Carson Cooper and Audrey Davis are agents with the CIA.
Of the two, Cooper is the far senior operative in age, experience and position. As we meet him for the first time he is just arrived in Moscow to become the latest Chief of Station, a role often held by a younger man but now, in 1983, the situation in the Soviet Union required someone of Cooper's abilities. The fact he is deeply familiar with is that at his age with the Agency mandatory retirement restrictions, this would be the last role Cooper would fill before leaving the service. He is excited about the upcoming work.

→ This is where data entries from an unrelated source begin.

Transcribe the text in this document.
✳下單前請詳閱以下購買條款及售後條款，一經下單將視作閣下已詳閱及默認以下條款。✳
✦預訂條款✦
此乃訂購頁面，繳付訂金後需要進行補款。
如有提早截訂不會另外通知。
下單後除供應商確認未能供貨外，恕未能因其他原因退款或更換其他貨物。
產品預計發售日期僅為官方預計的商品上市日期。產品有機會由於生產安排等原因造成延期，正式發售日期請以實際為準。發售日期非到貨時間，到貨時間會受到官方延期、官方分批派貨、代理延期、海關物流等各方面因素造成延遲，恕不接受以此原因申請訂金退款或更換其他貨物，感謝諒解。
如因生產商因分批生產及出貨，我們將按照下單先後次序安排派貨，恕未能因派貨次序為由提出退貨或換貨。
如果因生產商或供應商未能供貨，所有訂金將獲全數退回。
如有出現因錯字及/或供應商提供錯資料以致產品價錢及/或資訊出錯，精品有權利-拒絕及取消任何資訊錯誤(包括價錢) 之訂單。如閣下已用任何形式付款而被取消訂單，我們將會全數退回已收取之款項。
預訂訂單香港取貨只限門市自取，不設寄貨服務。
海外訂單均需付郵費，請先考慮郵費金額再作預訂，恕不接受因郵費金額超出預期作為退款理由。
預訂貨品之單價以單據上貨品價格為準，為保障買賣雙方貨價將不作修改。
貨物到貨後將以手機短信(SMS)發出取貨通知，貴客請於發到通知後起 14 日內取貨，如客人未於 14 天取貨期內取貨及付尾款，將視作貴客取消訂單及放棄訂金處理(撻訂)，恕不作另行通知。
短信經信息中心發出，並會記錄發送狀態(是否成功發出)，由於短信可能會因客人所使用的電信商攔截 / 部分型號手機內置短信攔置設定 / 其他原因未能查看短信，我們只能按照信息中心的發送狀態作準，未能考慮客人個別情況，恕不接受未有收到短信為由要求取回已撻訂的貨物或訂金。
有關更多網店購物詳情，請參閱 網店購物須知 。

Audrey Davis is and has been a totally different sort of agent. A beautiful woman in her mid-30s, married to a Soviet politburo member named Boris and mother of two boys aged 6 and 8, she is deeply undercover. To those in Moscow who know her, and there are a good number of people who are pleased to be acquainted with this friendly lady, she is Tatiana.
The two do not know each other when the first recorded adventure takes place but they will become quite close, platonically, as the events unfold and each will find his/her life depending on the other. That will create a bond that will be unshakeable. Even when the second adventure comes four years later and Davis and her two sons are back in the States and Davis has taken a role of instructor at the Agency and Cooper has retired to take up being a tree farmer of all things, they will remain as though they had a father-daughter relationship. Which means when one of them, Davis, has trouble, the other, Cooper, is there to help out.